While the insulin-like growth factor (IGF) system plays a fundamental role in regulating embryonic and placental growth, the specific contributions of the six IGF binding proteins (IGFBPs 1–6) to these processes are not well understood. We here focus on IGFBP expression in the extraembryonic environment, which both supports and constrains embryonic growth, and have usedin situhybridization to determine sites of IGFBP mRNA synthesis in the pregnant rat uterus and placenta. We find that all IGFBPs are expressed in distinct, changing patterns in the uterine endometrium, at the decidual boundary, in the decidual vasculature, and in the myometrium during pregnancy. Within the endometrium, the most prominent change is that expression of IGFBP-1 begins in some, but not all, endometrial glands prior to implantation and then expands to include all secretory epithelia shortly after implantation. During the period of rapid decidual proliferation that follows implantation, IGFBP-3, -4, and -5 transcripts are all detected in a laminar array at the boundary between the decidua and the nondecidualized endometrium. In the decidual vasculature at Day (d) 8.0, both IGFBP-3 and IGFBP-4 mRNAs are detected in dilating blood vessels, with BP-3 most prominent in the antimesometrial plexus and BP-4 primarily at the mesometrial pole.
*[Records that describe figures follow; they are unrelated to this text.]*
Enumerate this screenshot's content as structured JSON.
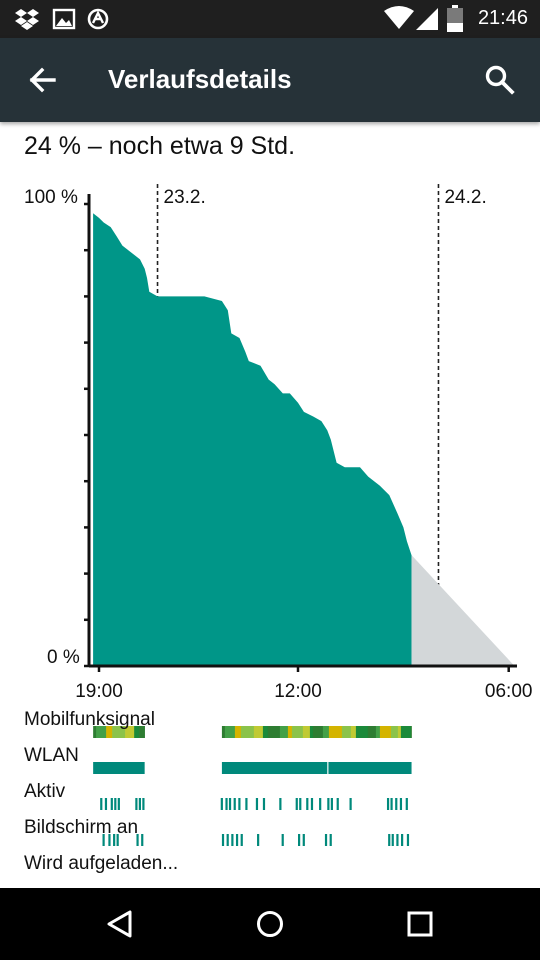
{
  "status_bar": {
    "time": "21:46",
    "icons": [
      "dropbox-icon",
      "image-icon",
      "sync-icon",
      "wifi-icon",
      "signal-icon",
      "battery-icon"
    ]
  },
  "app_bar": {
    "title": "Verlaufsdetails",
    "back_icon": "arrow-back-icon",
    "search_icon": "search-icon",
    "color": "#263238"
  },
  "summary": "24 % – noch etwa 9 Std.",
  "chart_data": {
    "type": "area",
    "ylim": [
      0,
      100
    ],
    "y_labels": [
      "100 %",
      "0 %"
    ],
    "x_tick_labels": [
      "19:00",
      "12:00",
      "06:00"
    ],
    "x_tick_hours": [
      0,
      17,
      35
    ],
    "x_range_hours": [
      -0.7,
      35.7
    ],
    "date_markers": [
      {
        "label": "23.2.",
        "hour": 5
      },
      {
        "label": "24.2.",
        "hour": 29
      }
    ],
    "series": [
      {
        "values": [
          [
            -0.5,
            98
          ],
          [
            0.0,
            97
          ],
          [
            0.4,
            96
          ],
          [
            1.0,
            95
          ],
          [
            1.5,
            93
          ],
          [
            2.0,
            91
          ],
          [
            2.5,
            90
          ],
          [
            3.0,
            89
          ],
          [
            3.5,
            88
          ],
          [
            3.9,
            86
          ],
          [
            4.1,
            84
          ],
          [
            4.3,
            81
          ],
          [
            5.0,
            80
          ],
          [
            7.0,
            80
          ],
          [
            9.0,
            80
          ],
          [
            10.5,
            79
          ],
          [
            11.0,
            77
          ],
          [
            11.3,
            72
          ],
          [
            12.0,
            71
          ],
          [
            12.5,
            68
          ],
          [
            12.8,
            66
          ],
          [
            13.8,
            65
          ],
          [
            14.5,
            62
          ],
          [
            15.0,
            61
          ],
          [
            15.7,
            59
          ],
          [
            16.3,
            59
          ],
          [
            17.0,
            57
          ],
          [
            17.5,
            55
          ],
          [
            18.3,
            54
          ],
          [
            19.0,
            53
          ],
          [
            19.5,
            51
          ],
          [
            19.8,
            49
          ],
          [
            20.3,
            44
          ],
          [
            21.0,
            43
          ],
          [
            22.3,
            43
          ],
          [
            23.0,
            41
          ],
          [
            24.0,
            39
          ],
          [
            24.8,
            37
          ],
          [
            25.5,
            33
          ],
          [
            26.0,
            30
          ],
          [
            26.3,
            27
          ],
          [
            26.7,
            24
          ]
        ]
      },
      {
        "name": "prediction",
        "values": [
          [
            26.7,
            24
          ],
          [
            35.5,
            0
          ]
        ]
      }
    ],
    "colors": {
      "history": "#009688",
      "prediction": "#d3d7d9"
    },
    "grid": false,
    "rows": [
      {
        "label": "Mobilfunksignal",
        "segments": [
          [
            -0.5,
            3.9,
            "mixed"
          ],
          [
            10.5,
            26.7,
            "mixed"
          ]
        ]
      },
      {
        "label": "WLAN",
        "segments": [
          [
            -0.5,
            3.9,
            "#00897b"
          ],
          [
            10.5,
            19.5,
            "#00897b"
          ],
          [
            19.6,
            26.7,
            "#00897b"
          ]
        ]
      },
      {
        "label": "Aktiv",
        "ticks": [
          0.1,
          0.5,
          1.0,
          1.3,
          1.6,
          3.1,
          3.4,
          3.7,
          10.4,
          10.8,
          11.1,
          11.5,
          11.9,
          12.5,
          13.4,
          14.0,
          15.4,
          16.8,
          17.1,
          17.7,
          18.1,
          18.8,
          19.5,
          19.8,
          20.3,
          21.4,
          24.6,
          24.9,
          25.3,
          25.7,
          26.2
        ]
      },
      {
        "label": "Bildschirm an",
        "ticks": [
          0.3,
          0.8,
          1.2,
          1.5,
          3.2,
          3.6,
          10.5,
          10.9,
          11.3,
          11.7,
          12.1,
          13.5,
          15.6,
          17.0,
          17.4,
          19.3,
          19.7,
          24.7,
          25.0,
          25.4,
          25.8,
          26.3
        ]
      },
      {
        "label": "Wird aufgeladen...",
        "segments": []
      }
    ]
  },
  "nav_bar": {
    "back_icon": "nav-back-icon",
    "home_icon": "nav-home-icon",
    "recents_icon": "nav-recents-icon"
  }
}
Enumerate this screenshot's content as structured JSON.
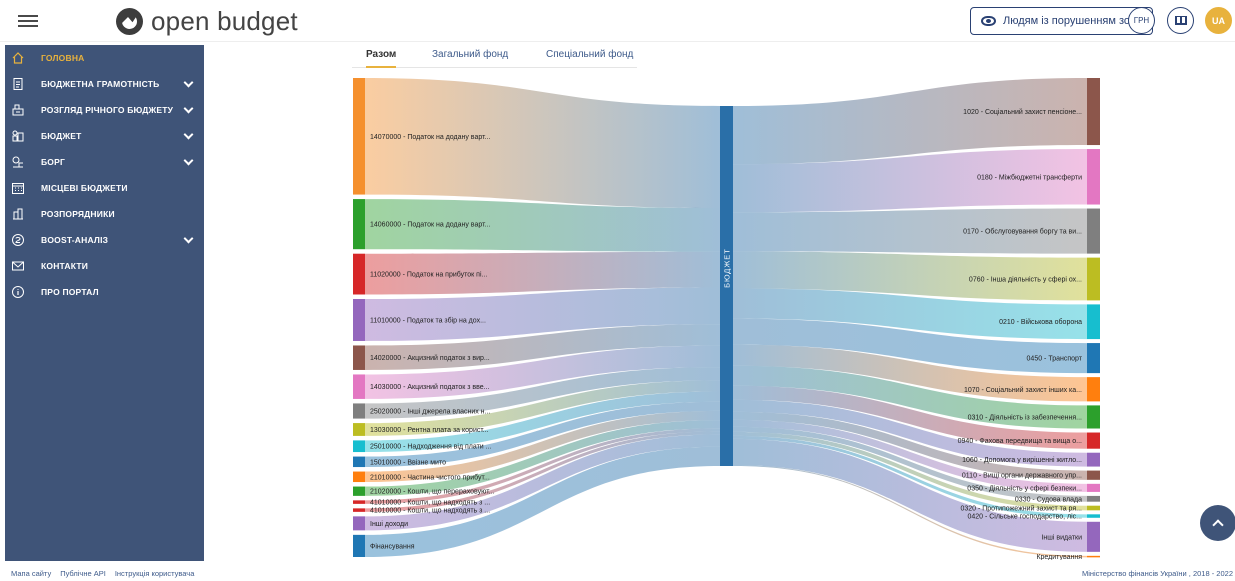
{
  "header": {
    "logo_text": "open budget",
    "accessibility_label": "Людям із порушенням зору",
    "currency_label": "ГРН",
    "lang_label": "UA"
  },
  "sidebar": {
    "items": [
      {
        "label": "ГОЛОВНА",
        "icon": "home-icon",
        "active": true,
        "expandable": false
      },
      {
        "label": "БЮДЖЕТНА ГРАМОТНІСТЬ",
        "icon": "document-icon",
        "active": false,
        "expandable": true
      },
      {
        "label": "РОЗГЛЯД РІЧНОГО БЮДЖЕТУ",
        "icon": "review-icon",
        "active": false,
        "expandable": true
      },
      {
        "label": "БЮДЖЕТ",
        "icon": "budget-icon",
        "active": false,
        "expandable": true
      },
      {
        "label": "БОРГ",
        "icon": "debt-icon",
        "active": false,
        "expandable": true
      },
      {
        "label": "МІСЦЕВІ БЮДЖЕТИ",
        "icon": "calendar-icon",
        "active": false,
        "expandable": false
      },
      {
        "label": "РОЗПОРЯДНИКИ",
        "icon": "building-icon",
        "active": false,
        "expandable": false
      },
      {
        "label": "BOOST-АНАЛІЗ",
        "icon": "analysis-icon",
        "active": false,
        "expandable": true
      },
      {
        "label": "КОНТАКТИ",
        "icon": "mail-icon",
        "active": false,
        "expandable": false
      },
      {
        "label": "ПРО ПОРТАЛ",
        "icon": "info-icon",
        "active": false,
        "expandable": false
      }
    ]
  },
  "tabs": [
    {
      "label": "Разом",
      "active": true
    },
    {
      "label": "Загальний фонд",
      "active": false
    },
    {
      "label": "Спеціальний фонд",
      "active": false
    }
  ],
  "sankey": {
    "center_label": "БЮДЖЕТ",
    "center_color": "#2a6fa8",
    "sources": [
      {
        "label": "14070000 - Податок на додану варт...",
        "color": "#f5902e",
        "value": 100
      },
      {
        "label": "14060000 - Податок на додану варт...",
        "color": "#2ca02c",
        "value": 43
      },
      {
        "label": "11020000 - Податок на прибуток пі...",
        "color": "#d62728",
        "value": 35
      },
      {
        "label": "11010000 - Податок та збір на дох...",
        "color": "#9467bd",
        "value": 36
      },
      {
        "label": "14020000 - Акцизний податок з вир...",
        "color": "#8c564b",
        "value": 21
      },
      {
        "label": "14030000 - Акцизний податок з вве...",
        "color": "#e377c2",
        "value": 21
      },
      {
        "label": "25020000 - Інші джерела власних н...",
        "color": "#7f7f7f",
        "value": 13
      },
      {
        "label": "13030000 - Рентна плата за корист...",
        "color": "#bcbd22",
        "value": 11
      },
      {
        "label": "25010000 - Надходження від плати ...",
        "color": "#17becf",
        "value": 10
      },
      {
        "label": "15010000 - Ввізне мито",
        "color": "#1f77b4",
        "value": 9
      },
      {
        "label": "21010000 - Частина чистого прибут...",
        "color": "#ff7f0e",
        "value": 9
      },
      {
        "label": "21020000 - Кошти, що перераховуют...",
        "color": "#2ca02c",
        "value": 8
      },
      {
        "label": "41010000 - Кошти, що надходять з ...",
        "color": "#d62728",
        "value": 3
      },
      {
        "label": "41010000 - Кошти, що надходять з ...",
        "color": "#d62728",
        "value": 3
      },
      {
        "label": "Інші доходи",
        "color": "#9467bd",
        "value": 12
      },
      {
        "label": "Фінансування",
        "color": "#1f77b4",
        "value": 19
      }
    ],
    "targets": [
      {
        "label": "1020 - Соціальний захист пенсіоне...",
        "color": "#8c564b",
        "value": 58
      },
      {
        "label": "0180 - Міжбюджетні трансферти",
        "color": "#e377c2",
        "value": 48
      },
      {
        "label": "0170 - Обслуговування боргу та ви...",
        "color": "#7f7f7f",
        "value": 39
      },
      {
        "label": "0760 - Інша діяльність у сфері ох...",
        "color": "#bcbd22",
        "value": 37
      },
      {
        "label": "0210 - Військова оборона",
        "color": "#17becf",
        "value": 30
      },
      {
        "label": "0450 - Транспорт",
        "color": "#1f77b4",
        "value": 26
      },
      {
        "label": "1070 - Соціальний захист інших ка...",
        "color": "#ff7f0e",
        "value": 21
      },
      {
        "label": "0310 - Діяльність із забезпечення...",
        "color": "#2ca02c",
        "value": 20
      },
      {
        "label": "0940 - Фахова передвища та вища о...",
        "color": "#d62728",
        "value": 14
      },
      {
        "label": "1060 - Допомога у вирішенні житло...",
        "color": "#9467bd",
        "value": 12
      },
      {
        "label": "0110 - Вищі органи державного упр...",
        "color": "#8c564b",
        "value": 8
      },
      {
        "label": "0350 - Діяльність у сфері безпеки...",
        "color": "#e377c2",
        "value": 7
      },
      {
        "label": "0330 - Судова влада",
        "color": "#7f7f7f",
        "value": 5
      },
      {
        "label": "0320 - Протипожежний захист та ря...",
        "color": "#bcbd22",
        "value": 4
      },
      {
        "label": "0420 - Сільське господарство, ліс...",
        "color": "#17becf",
        "value": 3
      },
      {
        "label": "Інші видатки",
        "color": "#9467bd",
        "value": 26
      },
      {
        "label": "Кредитування",
        "color": "#ff7f0e",
        "value": 1
      }
    ]
  },
  "footer": {
    "links": [
      "Мапа сайту",
      "Публічне API",
      "Інструкція користувача"
    ],
    "copyright": "Міністерство фінансів України , 2018 - 2022"
  }
}
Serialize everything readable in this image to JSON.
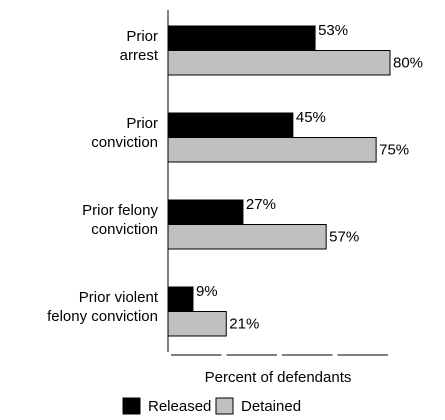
{
  "chart_data": {
    "type": "barh",
    "categories": [
      [
        "Prior",
        "arrest"
      ],
      [
        "Prior",
        "conviction"
      ],
      [
        "Prior felony",
        "conviction"
      ],
      [
        "Prior violent",
        "felony conviction"
      ]
    ],
    "series": [
      {
        "name": "Released",
        "color": "#000000",
        "values": [
          53,
          45,
          27,
          9
        ],
        "value_labels": [
          "53%",
          "45%",
          "27%",
          "9%"
        ]
      },
      {
        "name": "Detained",
        "color": "#c0c0c0",
        "values": [
          80,
          75,
          57,
          21
        ],
        "value_labels": [
          "80%",
          "75%",
          "57%",
          "21%"
        ]
      }
    ],
    "xlabel": "Percent of defendants",
    "xlim": [
      0,
      80
    ],
    "xticks": [
      0,
      20,
      40,
      60,
      80
    ]
  }
}
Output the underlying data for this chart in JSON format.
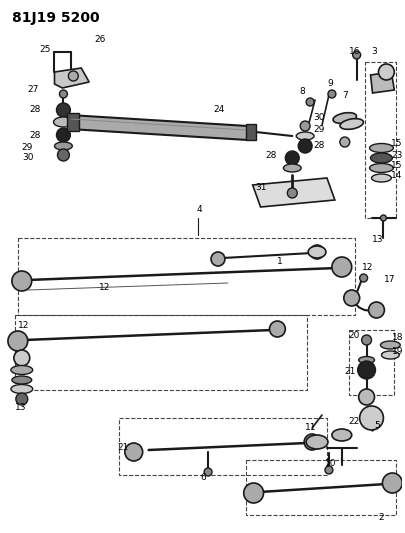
{
  "bg_color": "#ffffff",
  "lc": "#1a1a1a",
  "dc": "#444444",
  "figsize": [
    4.06,
    5.33
  ],
  "dpi": 100,
  "title": "81J19 5200"
}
Later (d11.5), all decidual vessels express high levels of IGFBP-3 and lower levels of IGFBP-4 mRNAs. Finally, changes in expression of several IGFBPs also occur within the myometrium during pregnancy. For example, IGFBP-2 is expressed in the inner circular layer shortly after implantation, and expression increases through late gestation. In contrast, IGFBP-5 hybridization occurs over both myometrial layers before implantation, but decreases in intensity and spatial distribution as pregnancy proceeds. Finally, and most strikingly, IGFBP-6 expression, barely detectable in the d7.0 myometrium, gradually increases until it is very strongly transcribed during the placental stages. Taken together, these observations suggest multiple roles for IGFBPs in supporting implantation, regulating the extent of decidualization, modulating local levels of vascular IGFs, and regulating uterine muscular growth.